Abstract
In clinical microbiology, bacterial identification is labor-intensive and time-consuming. A solution for this problem is the use of matrix-assisted laser desorption ionization–time of flight mass spectrometry (MALDI-TOF MS). In this study, we evaluated a modified protein extraction method of identification performed on target plates (on-plate extraction method) with MALDI-TOF (Bruker Microflex LT with Biotyper version 3.0) and compared it to 2 previously described methods: the direct colony method and a standard protein extraction method (standard extraction method). We evaluated the species of 273 clinical strains and 14 reference strains of staphylococci. All isolates were characterized using the superoxide dismutase A sequence as a reference. For the species identification, the on-plate, standard extraction, and direct colony methods identified 257 isolates (89.5%), 232 isolates (80.8%), and 173 isolates (60.2%), respectively, with statistically significant differences among the three methods (P < 0.05). In conclusion, the on-plate extraction method is at least as good as standard extraction in identification rate and has the advantage of a shorter processing time.
INTRODUCTION
Matrix-assisted laser desorption ionization–time of flight mass spectrometry (MALDI-TOF MS) has been used to identify various microorganisms in clinical laboratories, including Gram-positive bacteria, Gram-negative bacteria, yeasts, and even filamentous fungi (1, 8, 10, 12, 14, 16–19, 21, 22, 24). It is a rapid and inexpensive alternative to molecular identification that offers equivalent accuracy (6). Additionally, complete bacterial identification by MALDI-TOF MS is more cost-effective than by conventional methods (9, 15, 22). Two preparatory methods have been reported for MALDI-TOF MS-based identification (1, 4, 5): the direct colony method and the standard protein extraction method (standard extraction method). The direct colony method is performed by picking up colonies from a culture plate and placing them, as a thin layer of sample, onto the target plate and then subjecting the matrix to MALDI-TOF MS analysis (1). This method is simple and can be performed rapidly, but it is inferior in accuracy to the standard extraction method. This deficiency is particularly evident for Gram-positive organisms because of insufficient cell wall disruption (1). The standard extraction method, in contrast, employs formic acid and acetonitrile to disrupt the cells before they are placed onto the target plate for MALDI-TOF MS analysis. The standard extraction method involves 2 centrifugation steps and requires approximately 6-fold-more processing time than does the direct colony method.
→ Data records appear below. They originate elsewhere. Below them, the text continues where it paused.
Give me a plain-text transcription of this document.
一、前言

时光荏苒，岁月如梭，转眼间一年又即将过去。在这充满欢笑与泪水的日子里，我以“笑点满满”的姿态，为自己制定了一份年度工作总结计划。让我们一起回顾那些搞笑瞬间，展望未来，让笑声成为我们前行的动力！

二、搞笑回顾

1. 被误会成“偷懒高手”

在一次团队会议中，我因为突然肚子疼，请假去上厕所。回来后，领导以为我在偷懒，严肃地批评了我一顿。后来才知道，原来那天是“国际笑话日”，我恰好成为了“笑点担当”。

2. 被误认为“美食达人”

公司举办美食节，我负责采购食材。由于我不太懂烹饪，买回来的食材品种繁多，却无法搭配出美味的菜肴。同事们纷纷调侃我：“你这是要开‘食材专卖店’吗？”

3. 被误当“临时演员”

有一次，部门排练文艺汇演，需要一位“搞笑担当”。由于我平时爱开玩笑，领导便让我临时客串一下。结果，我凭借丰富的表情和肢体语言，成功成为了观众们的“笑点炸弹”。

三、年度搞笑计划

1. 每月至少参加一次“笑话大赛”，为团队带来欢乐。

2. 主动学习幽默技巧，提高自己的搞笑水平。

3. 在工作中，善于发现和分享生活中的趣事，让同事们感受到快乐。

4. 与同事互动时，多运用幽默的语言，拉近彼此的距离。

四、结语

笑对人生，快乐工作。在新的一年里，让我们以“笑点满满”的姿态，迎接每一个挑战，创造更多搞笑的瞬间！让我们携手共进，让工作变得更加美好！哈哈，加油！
We evaluated an on-plate extraction method that could be performed on the target plates without any centrifugation steps. Our study compared the on-plate extraction method with both the direct colony and the standard extraction methods for MALDI-TOF MS-based identification of staphylococcal clinical isolates.
MATERIALS AND METHODS
Bacterial isolates.
This study used 273 staphylococci of nonduplicate clinical isolates and 14 type and reference strains (Staphylococcus aureus NCTC 8325, S. epidermidis ATCC 14490T, Staphylococcus capitis subsp. capitis CCUG 7326T, Staphylococcus capitis subsp. ureolyticus ATCC 49326, Staphylococcus haemolyticus ATCC 29970T, Staphylococcus lugdunensis ATCC 43809T, Staphylococcus saprophyticus JCM 2427T, Staphylococcus cohnii ATCC 29974T, Staphylococcus hominis ATCC 27844T, Staphylococcus pettenkoferi CCUG 51279T, Staphylococcus schleiferi subsp. schleiferi ATCC 43808T, Staphylococcus schleiferi subsp. coagulans JCM 7470, Staphylococcus warneri ATCC 27836T, and Staphylococcus caprae ATCC 33538T). All strains were stored at −80°C until use, precultured for 12 to 24 h, and cultured aerobically overnight on 5% sheep blood agar at 37°C.
Species identification of staphylococci.
Isolated species were identified by partial sequencing of superoxide dismutase A (sodA) by using primers d1 and d2, as previously described (20, 23). All isolates were considered correctly identified when the sodA sequence yielded ≥98% sequence similarity with the closest species sequence in the GenBank database. The sodA sequence profiles and the origin of the clinical isolates are presented in the supplemental material.
MALDI-TOF MS.
For the direct colony method, bacteria were applied, using sterile toothpicks, as thin films on 96-spot, polished, stainless steel target plates (Bruker Daltonik GmbH, Leipzig, Germany). The bacteria were then left to dry at room temperature for 1 min. Subsequently, 1.5 μl of the matrix solution, comprising a saturated α-cyano-4-hydrocinnamic acid (Bruker Daltonik) in 50% acetonitrile (Wako Pure Chemical Industries, Osaka, Japan) and 2.5% trifluoroacetic acid (Wako), was applied to the samples and cocrystallized with them at room temperature for 10 min.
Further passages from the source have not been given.